Буря
Буря читать книгу онлайн
Внимание! Книга может содержать контент только для совершеннолетних. Для несовершеннолетних чтение данного контента СТРОГО ЗАПРЕЩЕНО! Если в книге присутствует наличие пропаганды ЛГБТ и другого, запрещенного контента - просьба написать на почту [email protected] для удаления материала
Болят ноги. Болит живот. Болит сердце — никогда еще не было такого паршивого настроения. Все это могло быть нашим — нивы, стада, деревни. Почему мы теряем Россию? Говорят — были военные ошибки. Но ошибки бывают у всех. Как будто русские мало ошибались!.. Обер-лейтенант уверяет, что нас подвели итальянцы. А капитан Хейбинг рассказывал, что в Италии не так много наших войск. Почему же мы отступаем? Надоело, вот что. Нельзя пятый год воевать. Пока мы наступали, в этом был какой-то смысл. Я мог про себя критиковать некоторые эксцессы, но я понимал, что фюрер выражает динамизм немецкой души. А теперь война никого больше не интересует. Каждый день слышишь: «Когда это кончится?» Незаметно для себя стали пацифистами. Если мы удержимся на Соже, то только потому, что военный суд — это не шутка…
Они заночевали в селе. Можно как следует выспаться — позади третий батальон. Обер-лейтенант разместился в двухэтажном здании школы. Рихтер выбрал самую чистую лачугу. Пришел Таракан, принес бутылку венгерского коньяку. Они закусили, выпили. Рихтер думал о Гильде. Она пишет нежно, может быть слишком нежно… Ужасно не знать, что будет завтра! Чем все это кончится?.. Может быть, хуже, чем в восемнадцатом, тогда против нас были цивилизованные противники. Можно разговаривать с Ллойд-Джорджем, но не с большевиками. Какой-нибудь Лукутин — это одержимый… Притом мы их озлобили. Как я мог объяснить той дуре, что ее хибарка не стоит коробки спичек? Она считала, что у нее отняли дворец. Рыжий Карл ее застрелил. Но у нее — муж или брат… Вдруг эти дикари ворвутся в Германию? Нет, этого не может быть — есть фюрер, есть немецкая наука, есть армия!
Рихтер спросил Таракана:
— Ты веришь, что мы удержимся на Соже?
Может быть, Таракан выпил слишком много коньяку, но он бессмысленно рассмеялся, его жидкие длинные усы долго подпрыгивали.
— Я больше ни во что не верю. Мне показалось, что я верю в господа бога, как моя старуха. Но это пропаганда. И то, что я фельдфебель, это тоже пропаганда. Смешно!..
Он действительно продолжал смеяться.

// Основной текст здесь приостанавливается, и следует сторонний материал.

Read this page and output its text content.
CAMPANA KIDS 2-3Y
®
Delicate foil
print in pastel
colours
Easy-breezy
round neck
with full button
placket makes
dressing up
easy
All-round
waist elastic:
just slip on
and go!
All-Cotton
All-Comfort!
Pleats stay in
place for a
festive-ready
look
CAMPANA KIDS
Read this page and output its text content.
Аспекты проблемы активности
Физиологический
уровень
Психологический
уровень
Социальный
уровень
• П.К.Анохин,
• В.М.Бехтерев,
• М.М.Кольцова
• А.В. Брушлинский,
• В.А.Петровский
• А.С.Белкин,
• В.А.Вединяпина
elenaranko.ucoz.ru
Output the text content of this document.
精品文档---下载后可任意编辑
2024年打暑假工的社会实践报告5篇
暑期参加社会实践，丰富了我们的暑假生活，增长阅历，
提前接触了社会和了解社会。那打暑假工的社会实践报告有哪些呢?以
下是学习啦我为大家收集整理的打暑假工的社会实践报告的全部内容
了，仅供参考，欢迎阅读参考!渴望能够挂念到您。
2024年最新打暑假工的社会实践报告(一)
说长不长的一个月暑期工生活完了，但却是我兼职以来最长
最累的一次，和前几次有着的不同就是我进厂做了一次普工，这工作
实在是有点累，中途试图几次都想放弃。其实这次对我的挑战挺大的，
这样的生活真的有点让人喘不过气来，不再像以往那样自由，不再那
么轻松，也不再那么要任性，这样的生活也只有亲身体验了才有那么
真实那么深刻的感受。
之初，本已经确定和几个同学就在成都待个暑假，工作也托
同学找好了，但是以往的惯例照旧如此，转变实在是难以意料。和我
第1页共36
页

А Рихтеру стало страшно: уж если Таракан несет такое, значит крышка… Рихтер допил бутылку и постарался скорее уснуть, чтобы ни о чем больше не думать.
Он проснулся от стрельбы, Таракан подтянул штаны, схватил автомат. Ночь была темной, моросил дождик; нельзя было понять, кто стреляет. Таракан и Рихтер побежали к школе.
— Позади третий батальон, не может быть, чтобы русские нас догнали, — сказал Рихтер.
Таракан не слышал, бежал впереди. Он снова превратился в исправного фельдфебеля.
Кто-то крикнул: «Да это бандиты!..»
Таракан с девятой ротой прикрывал отход батальона.
Когда рассвело, не досчитались фельдфебеля Грюна и четырнадцати солдат. Рыжий Карл видел, как партизан застрелил Таракана.
Рихтер считал Таракана набитым дураком; но теперь он жалел о нем, как не жалел никогда ни об одном друге. Таракан — это все наше прошлое, веселое лето, зима с ее ужасами, ржевский ад, выпивки, девушки, страх, тоска, письма… А убил его бандит, такому все равно, что Таракан побывал в Париже, сражался против сенегальцев, одним из первых вошел в Белосток… Бедный Таракан, он как будто предчувствовал, что погибнет, смеялся, говорил, что ни во что не верит, а умер замечательно, как старый гренадер…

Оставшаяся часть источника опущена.